You already have a large vocabulary so I know you'll be a good speaker, but for the future, we'll need to reduce your hand gestures so you don't come off as too aggressive in the workplace. I'll teach you to smile a lot so people won't think you're an angry one. And for high school, I'm not so sure about allowing you to join the debate team. Outside of competition, you might dare to rebut someone saying something ignorant to you and your words might go over their heads. They in turn will think you're making fun of their lack of education and feel disrespected. Things could escalate with you being tall and all, plus wielding fiery, intellectual stingers could make you appear more of a tough guy than you are. We can't give them a reason to want to put you (and your smart mouth) in your place.

Wait, I got it! You'll play the violin, no one's scared of a violinist! Just carrying around that dorky case will let everyone know you couldn't possibly be mistaken for a thug. Oh no, never mind, on a dark night someone might mistake that case for a gun-carrying tote. So that's out. I guess I could keep you locked up for now in a studio armed only with paintbrushes and art supplies; you could learn to paint like Basquiat and Picasso. But then, in your early 20s, if you ever got searched by the police on the way home to your artsy loft apartment and they found those art supplies in your trunk they might mistake you for a troublemaking graffiti artist and take you down for questioning anyway.
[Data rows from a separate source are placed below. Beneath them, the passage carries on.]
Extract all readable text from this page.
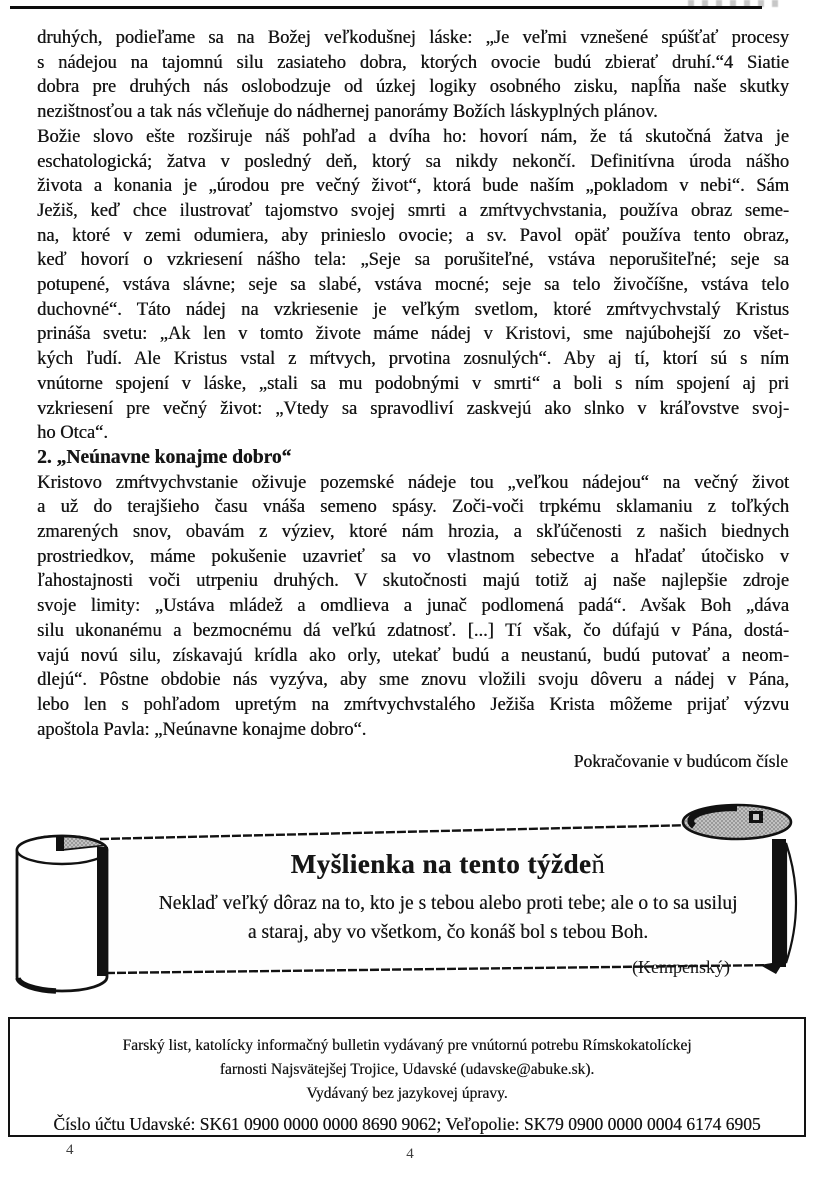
druhých, podieľame sa na Božej veľkodušnej láske: „Je veľmi vznešené spúšťať procesy
s nádejou na tajomnú silu zasiateho dobra, ktorých ovocie budú zbierať druhí.“4 Siatie
dobra pre druhých nás oslobodzuje od úzkej logiky osobného zisku, napĺňa naše skutky
nezištnosťou a tak nás včleňuje do nádhernej panorámy Božích láskyplných plánov.
Božie slovo ešte rozširuje náš pohľad a dvíha ho: hovorí nám, že tá skutočná žatva je
eschatologická; žatva v posledný deň, ktorý sa nikdy nekončí. Definitívna úroda nášho
života a konania je „úrodou pre večný život“, ktorá bude naším „pokladom v nebi“. Sám
Ježiš, keď chce ilustrovať tajomstvo svojej smrti a zmŕtvychvstania, používa obraz seme-
na, ktoré v zemi odumiera, aby prinieslo ovocie; a sv. Pavol opäť používa tento obraz,
keď hovorí o vzkriesení nášho tela: „Seje sa porušiteľné, vstáva neporušiteľné; seje sa
potupené, vstáva slávne; seje sa slabé, vstáva mocné; seje sa telo živočíšne, vstáva telo
duchovné“. Táto nádej na vzkriesenie je veľkým svetlom, ktoré zmŕtvychvstalý Kristus
prináša svetu: „Ak len v tomto živote máme nádej v Kristovi, sme najúbohejší zo všet-
kých ľudí. Ale Kristus vstal z mŕtvych, prvotina zosnulých“. Aby aj tí, ktorí sú s ním
vnútorne spojení v láske, „stali sa mu podobnými v smrti“ a boli s ním spojení aj pri
vzkriesení pre večný život: „Vtedy sa spravodliví zaskvejú ako slnko v kráľovstve svoj-
ho Otca“.
2. „Neúnavne konajme dobro“
Kristovo zmŕtvychvstanie oživuje pozemské nádeje tou „veľkou nádejou“ na večný život
a už do terajšieho času vnáša semeno spásy. Zoči-voči trpkému sklamaniu z toľkých
zmarených snov, obavám z výziev, ktoré nám hrozia, a skľúčenosti z našich biednych
prostriedkov, máme pokušenie uzavrieť sa vo vlastnom sebectve a hľadať útočisko v
ľahostajnosti voči utrpeniu druhých. V skutočnosti majú totiž aj naše najlepšie zdroje
svoje limity: „Ustáva mládež a omdlieva a junač podlomená padá“. Avšak Boh „dáva
silu ukonanému a bezmocnému dá veľkú zdatnosť. [...] Tí však, čo dúfajú v Pána, dostá-
vajú novú silu, získavajú krídla ako orly, utekať budú a neustanú, budú putovať a neom-
dlejú“. Pôstne obdobie nás vyzýva, aby sme znovu vložili svoju dôveru a nádej v Pána,
lebo len s pohľadom upretým na zmŕtvychvstalého Ježiša Krista môžeme prijať výzvu
apoštola Pavla: „Neúnavne konajme dobro“.
Pokračovanie v budúcom čísle
Myšlienka na tento týždeň
Neklaď veľký dôraz na to, kto je s tebou alebo proti tebe; ale o to sa usiluj
a staraj, aby vo všetkom, čo konáš bol s tebou Boh.
(Kempenský)
Farský list, katolícky informačný bulletin vydávaný pre vnútornú potrebu Rímskokatolíckej
farnosti Najsvätejšej Trojice, Udavské (udavske@abuke.sk).
Vydávaný bez jazykovej úpravy.
Číslo účtu Udavské: SK61 0900 0000 0000 8690 9062; Veľopolie: SK79 0900 0000 0004 6174 6905
4	4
So let's see what's left? Aha! I got it! You'll be an opera singer, a world-famous baritone. And if you're ever away from the stage and find yourself in some dangerous situation, you'll bust out a few arias and show your stalker you can sing in Italian, French and German like nobody's business. Who could beat you then with that Euro beauty spilling out of your mouth? They'll see then that you're "different," "special" and "articulate" and the simple fact that you're skillfully practicing an art form not normally associated with "your kind" will get you off the hook. And you'll get to come back home to me. Yes, that's it. Opera it is.